California is the number-one dairy state in the nation, having wrested that title from Wisconsin in 1996. Its annual 26 billion pounds of milk constitutes 16 percent of the nation's supply. California also has the largest surplus of milk and dairy products of any state.

With such bountiful supply, you might think Californians enjoy relatively low milk prices. Wrong. California boasts the highest milk prices in the continental United States. Milk drinkers in neighboring Oregon, Arizona, and Nevada typically pay $1.00 less per gallon than do Californians.
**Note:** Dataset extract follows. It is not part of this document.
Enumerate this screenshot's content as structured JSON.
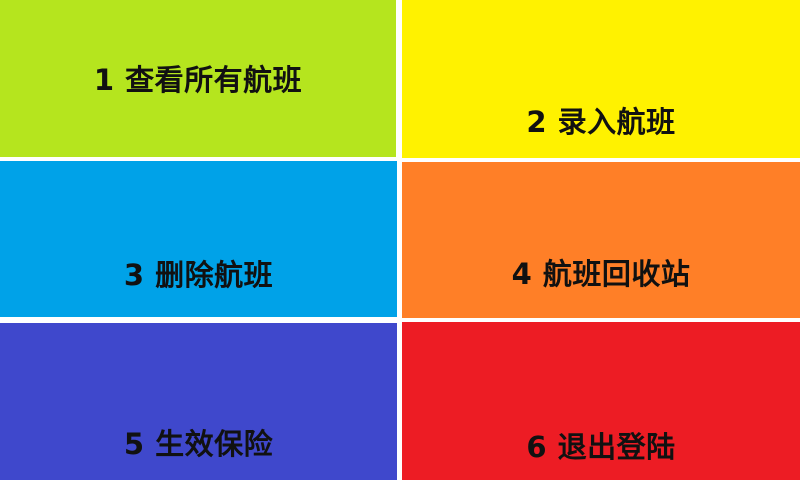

California consumers pay $632 million more per year for their milk then residents of nearby states, reports Mad About Milk (www.madaboutmilk.org), a coalition of milk producers, senior citizens, taxpayer advocates, and consumer groups fighting the powerful state dairy lobby. MAM blames old-fashioned trade protectionism for inflating milk prices. Since July 1997, for instance, Golden State milk processors have been required to pay a tariff (called a "pool obligation") on milk they buy from out-of-state dairy farms, effectively discouraging milk imports. California consumers also suffer from the state's "mandatory mark-up" law, which bars retailers from selling milk at a discount or as a "loss leader."

To justify the higher prices, the California Department of Food and Agriculture asserts that its regulations--which require producers to replace the fat removed from 1 percent and 2 percent fat milk with calcium and protein--make milk sold in the state healthier than the U.S. Department of Agriculture requires. But these standards serve as an effective ban on "natural" milk (nonfat milk that doesn't contain artificial additives) brought in from the other 49 states. And largely as a result of higher prices, MAM argues, Californians consume 25 percent less milk per capita than residents of neighboring states, negating the intended effects of requiring additional nutrients.

This conflict is less about nutrition than choice. Says John Vetne, a Massachusetts-based attorney who represents MAM-member milk processors in Arizona and California, "The government of California has decided its consumers are too stupid to choose their own milk."